4位はセカンドシングル『少女A』で28票。「初めてテレビで見たときが忘れられない」(62歳・愛知県・男性)、「『中森明菜』のイメージを決定づけた曲」(65歳・東京都・男性)、「媚びない、一番カッコいい曲だと思う」(66歳・神奈川県・男性)など。デビュー2作目、可愛い路線で行きたかったという明菜に用意された『少女A』はまさかの“ツッパリ路線”で、当初は反発したそう。ふてくされた写真が使われたジャケ写や、むくれて歌った様子がむしろ曲にマッチし、大きくヒット。その後の方向性を決定づけた。
アイドルからアーティストへ
33票で3位に入ったのは『スローモーション』。「デビューの初々しさ」(64歳・北海道・男性)、「最初に明菜を意識して聴き始めた曲」(64歳・北海道・男性)、「歌詞が切なくて、とても共感できるから」(57歳・宮城県・女性)。来生えつこ・たかお姉弟による作詞・作曲の、繊細な少女路線のバラード。「この曲を歌う明菜さんを見て将来この子は売れると思い、すぐにレコードを買った思い出があります」(67歳・兵庫県・男性)など、デビュー当初から存在感や歌唱力で日本中に衝撃を与えた。

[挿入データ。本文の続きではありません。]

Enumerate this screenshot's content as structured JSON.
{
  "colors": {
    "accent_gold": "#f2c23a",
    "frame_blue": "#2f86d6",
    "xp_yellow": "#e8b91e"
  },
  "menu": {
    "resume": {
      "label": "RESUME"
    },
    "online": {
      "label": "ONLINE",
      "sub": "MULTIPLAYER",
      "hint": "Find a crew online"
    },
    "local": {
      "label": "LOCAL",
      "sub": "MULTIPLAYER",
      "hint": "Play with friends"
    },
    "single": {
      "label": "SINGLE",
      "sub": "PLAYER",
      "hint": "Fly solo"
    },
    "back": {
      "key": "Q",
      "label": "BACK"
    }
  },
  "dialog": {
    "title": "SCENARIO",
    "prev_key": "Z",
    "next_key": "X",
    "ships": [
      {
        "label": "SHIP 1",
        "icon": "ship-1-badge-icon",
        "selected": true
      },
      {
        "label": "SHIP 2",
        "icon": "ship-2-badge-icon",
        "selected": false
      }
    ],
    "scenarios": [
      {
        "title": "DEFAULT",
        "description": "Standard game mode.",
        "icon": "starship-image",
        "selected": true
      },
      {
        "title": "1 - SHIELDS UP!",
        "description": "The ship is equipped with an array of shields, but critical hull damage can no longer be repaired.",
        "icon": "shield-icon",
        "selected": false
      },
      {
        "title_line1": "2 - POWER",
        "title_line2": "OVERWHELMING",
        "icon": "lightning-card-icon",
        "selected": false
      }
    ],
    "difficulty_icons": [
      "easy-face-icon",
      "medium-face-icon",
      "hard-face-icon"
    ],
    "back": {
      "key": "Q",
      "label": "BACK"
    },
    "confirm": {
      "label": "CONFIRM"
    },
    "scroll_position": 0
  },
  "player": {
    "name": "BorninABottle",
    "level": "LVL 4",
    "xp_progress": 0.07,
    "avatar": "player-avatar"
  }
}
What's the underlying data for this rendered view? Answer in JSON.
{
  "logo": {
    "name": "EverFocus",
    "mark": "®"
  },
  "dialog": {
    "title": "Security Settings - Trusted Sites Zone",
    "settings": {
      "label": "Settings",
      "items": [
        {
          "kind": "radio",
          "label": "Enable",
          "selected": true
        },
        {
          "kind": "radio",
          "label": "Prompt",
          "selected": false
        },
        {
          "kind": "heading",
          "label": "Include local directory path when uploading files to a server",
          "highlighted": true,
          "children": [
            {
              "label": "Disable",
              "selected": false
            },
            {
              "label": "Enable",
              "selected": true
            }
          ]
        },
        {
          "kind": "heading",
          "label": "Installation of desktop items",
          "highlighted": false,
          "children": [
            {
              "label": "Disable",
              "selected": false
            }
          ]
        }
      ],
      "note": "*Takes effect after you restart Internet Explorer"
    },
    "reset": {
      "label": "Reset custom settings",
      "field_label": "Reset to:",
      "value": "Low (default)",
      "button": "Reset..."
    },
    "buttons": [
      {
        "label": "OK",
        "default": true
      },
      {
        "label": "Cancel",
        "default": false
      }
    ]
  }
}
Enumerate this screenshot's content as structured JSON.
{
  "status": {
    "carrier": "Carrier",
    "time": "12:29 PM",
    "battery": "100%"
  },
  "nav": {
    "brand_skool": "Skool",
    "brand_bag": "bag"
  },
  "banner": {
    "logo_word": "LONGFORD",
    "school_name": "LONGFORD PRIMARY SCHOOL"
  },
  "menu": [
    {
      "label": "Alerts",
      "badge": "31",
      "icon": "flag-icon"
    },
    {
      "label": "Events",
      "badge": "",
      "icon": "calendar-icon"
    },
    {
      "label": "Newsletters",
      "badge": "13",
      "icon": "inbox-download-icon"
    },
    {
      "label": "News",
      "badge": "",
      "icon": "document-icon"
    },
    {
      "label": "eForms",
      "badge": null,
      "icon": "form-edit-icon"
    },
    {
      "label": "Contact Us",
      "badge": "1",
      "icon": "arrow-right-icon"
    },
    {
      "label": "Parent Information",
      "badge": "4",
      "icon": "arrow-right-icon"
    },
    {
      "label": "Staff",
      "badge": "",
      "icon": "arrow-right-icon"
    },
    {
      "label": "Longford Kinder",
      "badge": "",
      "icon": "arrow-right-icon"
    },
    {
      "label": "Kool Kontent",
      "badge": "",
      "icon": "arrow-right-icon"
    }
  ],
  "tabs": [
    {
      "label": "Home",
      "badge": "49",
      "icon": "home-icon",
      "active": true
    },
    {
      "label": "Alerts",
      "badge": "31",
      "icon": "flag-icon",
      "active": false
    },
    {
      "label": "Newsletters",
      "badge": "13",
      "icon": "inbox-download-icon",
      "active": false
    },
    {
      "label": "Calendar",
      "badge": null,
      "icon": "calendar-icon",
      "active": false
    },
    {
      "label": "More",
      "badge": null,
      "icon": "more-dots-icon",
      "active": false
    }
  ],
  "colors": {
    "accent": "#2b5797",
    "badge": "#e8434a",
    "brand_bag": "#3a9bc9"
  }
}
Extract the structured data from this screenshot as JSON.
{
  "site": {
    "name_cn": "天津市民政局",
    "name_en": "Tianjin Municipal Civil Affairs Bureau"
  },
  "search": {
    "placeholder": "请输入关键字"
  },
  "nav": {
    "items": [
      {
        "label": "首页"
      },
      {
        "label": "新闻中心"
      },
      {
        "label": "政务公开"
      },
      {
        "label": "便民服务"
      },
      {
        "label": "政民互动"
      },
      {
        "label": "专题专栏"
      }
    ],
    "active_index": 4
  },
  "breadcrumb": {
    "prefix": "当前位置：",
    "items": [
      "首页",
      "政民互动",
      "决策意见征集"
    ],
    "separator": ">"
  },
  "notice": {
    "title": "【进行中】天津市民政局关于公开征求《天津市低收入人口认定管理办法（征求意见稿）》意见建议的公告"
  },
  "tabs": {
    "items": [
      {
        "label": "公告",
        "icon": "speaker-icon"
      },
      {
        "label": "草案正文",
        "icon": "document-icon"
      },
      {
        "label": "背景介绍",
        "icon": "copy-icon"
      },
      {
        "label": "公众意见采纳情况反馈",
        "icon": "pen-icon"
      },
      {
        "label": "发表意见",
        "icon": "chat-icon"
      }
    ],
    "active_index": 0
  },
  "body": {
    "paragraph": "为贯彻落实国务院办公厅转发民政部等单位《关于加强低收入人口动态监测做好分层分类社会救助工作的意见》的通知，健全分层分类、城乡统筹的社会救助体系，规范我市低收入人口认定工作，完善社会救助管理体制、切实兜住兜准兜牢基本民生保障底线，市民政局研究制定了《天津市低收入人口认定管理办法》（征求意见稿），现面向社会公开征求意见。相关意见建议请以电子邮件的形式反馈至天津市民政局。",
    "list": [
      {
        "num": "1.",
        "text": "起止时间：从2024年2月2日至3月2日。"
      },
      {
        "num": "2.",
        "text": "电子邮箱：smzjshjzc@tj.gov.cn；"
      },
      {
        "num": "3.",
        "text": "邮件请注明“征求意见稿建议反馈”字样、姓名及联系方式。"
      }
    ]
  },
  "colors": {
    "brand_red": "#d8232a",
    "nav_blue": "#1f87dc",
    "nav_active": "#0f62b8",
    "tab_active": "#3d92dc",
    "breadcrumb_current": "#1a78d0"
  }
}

2位は14枚目のシングル『DESIRE―情熱―』。41票を獲得。「盛り上がる」(82歳・東京都・女性)、「元気が出る」(66歳・大阪府・男性)、「“ゲラッゲラッゲラバーニハー”というキメのフレーズがカッコよくてテンションが上がる」(46歳・神奈川県・男性)など、ノリのいい楽曲の良さを絶賛する声であふれた。サビの最後に“明菜ビブラート”と呼ばれるロングトーンを堪能できるのもこの曲の魅力のひとつ。本人がプロデュースしたという黒髪のぱっつんボブに、アレンジした着物を合わせた衣装も斬新で、「カッコいい」と大きな話題を呼んだ。
1位は43票を集めた『飾りじゃないのよ涙は』。井上陽水が提供した楽曲で、10枚目のシングルとして発売。売り上げ枚数は『セカンド・ラブ』、『ミ・アモーレ』に次いで3位だが、「歌詞、リズム、テンポどれも好き」(73歳・静岡県・男性)、「ただ単にうまい歌ではなく、中森明菜を中心にそこに物語がある」(78歳・群馬県・男性)、「歌だけではなく衣装、ダンス、かけ声も記憶に残っている。出だしの低音が心地いい」(48歳・秋田県・女性)など、アツい支持を受けた。アイドルからアーティストへの、転機となったといわれる一曲。
圧倒的な歌唱力と幅の広い表現力で、いま聴いても、まったく色あせることのない名曲ぞろいの明菜。活動を再開したばかりだが、この先も唯一無二の歌声で末永く歌い続けてほしい。